If you’re thinking of setting up your own limited company, one concept you’ll need to get to grips with is the whole area of shares.
Emily Coltman FCA, chief accountant to award-winning online accounting software provider FreeAgent, gives an overview of the rules around shares in a private limited company.
What is a share?
A share is a means of owning part of a limited company, because a limited company is a separate legal entity in its own right. Someone who owns one or more shares in a limited company is called a shareholder. A limited company will always have at least one shareholder.
A share entitles the shareholder to part ownership of the whole company – a shareholder would not own specific assets of the company, such as a computer or furniture, since these belong to the company. Think of it like a syndicate who owns a racehorse – each member of the syndicate will own part of the horse, but no one member would own, for example, the horse’s forelegs, or its head. Those belong to the horse.
Shares in your new company
When you set up a company, you need to decide how many people will own shares in that company, and how much each share will be worth (this is called the share’s nominal value, or par value). As part of the process for setting up the company, you will tick boxes to have the company issue one or more shares to its shareholder(s).
If you’re the only individual who’s going to run and own the company, the simplest solution is to have the company issue you with one share worth £1.
If you want the company to have more shareholders, such as family members, or investors, then you need to plan who would receive what by way of dividends, and also who might be entitled to vote at company meetings. It’s worth pointing out that a company is not legally allowed to pay dividends unless it has enough profit (not cash) left over after allowing for corporation tax.
Ordinary vs preference shares
You might have heard these terms and wonder how they might apply to your company.
1 – Preference shares
Preference shares have a fixed rate of dividend (so you would have, for example, 7% preference shares, which entitle the shareholder to a 7% dividend), and also preference shareholders come higher up the pecking order for claim to an insolvent company’s assets than ordinary shareholders. Often, though, preference shareholders don’t have voting rights at company meetings.
2 – Ordinary shares
Ordinary shares are shares that are not preference shares. They don’t attract a fixed rate of dividend, and if the company is later wound up and all its creditors paid off, the ordinary shareholders are the last on the list for repayment of what they’ve invested. Ordinary shareholders can vote at company meetings.
A very small company with only one shareholder will typically only issue one ordinary share and no preference shares.
3 – Multiple shareholders
If you want your company to have more shareholders, you may decide to issue different classes of ordinary shares (for example, ordinary A shares, and ordinary B shares), so that you can have the company pay dividends at a different rate to various shareholders – this is because dividends are always paid at a rate per share, so shares in the same class will be entitled to a particular rate of dividend.
Let’s see how this might work.
Mrs A and Mrs B set up company AB Ltd. Mrs B has a full-time job and so only wants to have AB Ltd pay her dividends up to her dividend allowance.
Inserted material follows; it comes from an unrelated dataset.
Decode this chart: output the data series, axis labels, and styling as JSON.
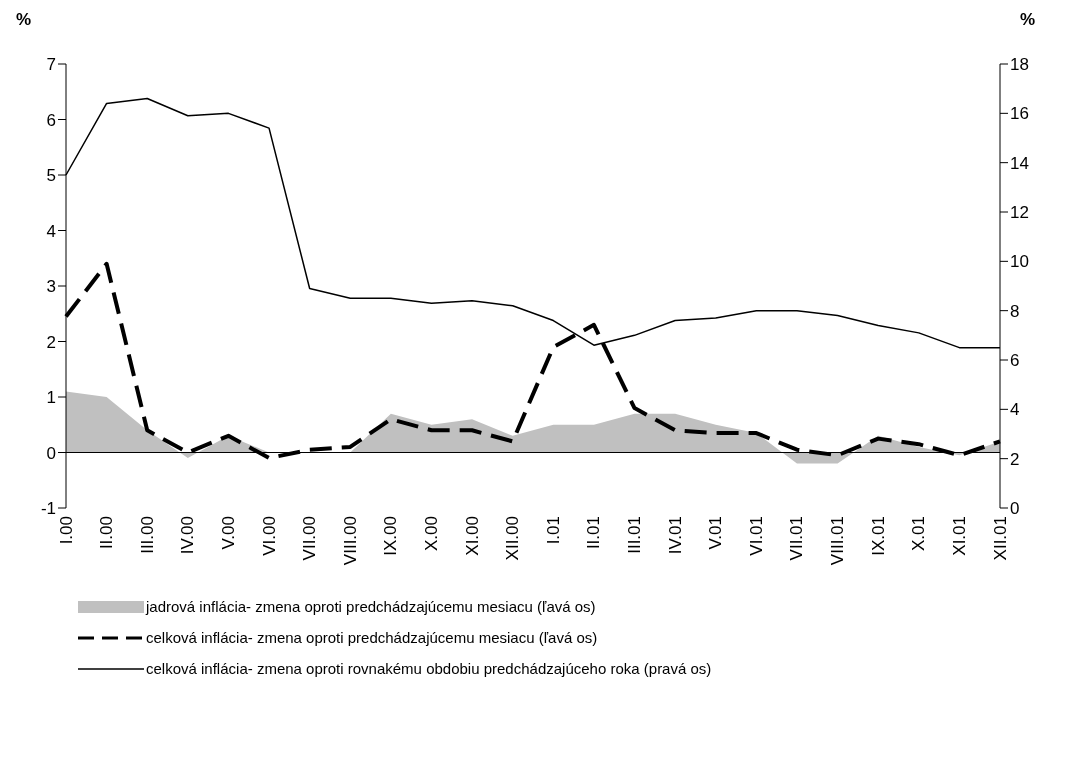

Mrs A, on the other hand, works only for AB Ltd and wants to have more dividends. Their accountant advises that Mrs A be issued with one ordinary A share and Mrs B with one ordinary B share, so that the company can pay a higher rate of dividend to Mrs A than to Mrs B.
Shareholders can waive their rights to receive dividends, but this is problematic as HMRC may challenge it, and the papers must be drawn up carefully. You can find more information about this here http://www.itcontracting.com/what-is-a-dividend-waiver/
Paid or unpaid shares
When your new company issues you with a share that’s worth £1, you may decide to put £1 into the company’s bank account to pay for that share straight away. Or, if the company already owes you some money (perhaps because you’ve personally paid for some of its early costs, such as getting business cards printed), then you might opt to take the £1 off the amount the company owes you – in other words, reduce your director’s loan account balance by £1.
If you don’t put the money into the company bank account, and the company doesn’t already owe you any money, then the £1 will sit on the company’s balance sheet as “called up share capital not paid”, along with other money owed to the company by people such as customers with unpaid invoices.
Shares not yet paid for still entitle their holders to receive dividends and to vote at meetings, but if the company is wound up, the shareholder will then have to pay the value of any unpaid shares back to the company.
When shares change hands
If you want to transfer existing shares from one person to another, there’s a specific process you need to follow in order to do that – briefly, you need to tell Companies House that the shares have changed hands. Here’s more information about that.
If you want to issue more new shares in your company, perhaps for a new business angel, then you will need to call an official meeting of the shareholders (even if that means you, as only current shareholder, having a meeting with yourself!) and resolve to issue these shares. You will also need to tell Companies House that you’ve issued more shares in the company.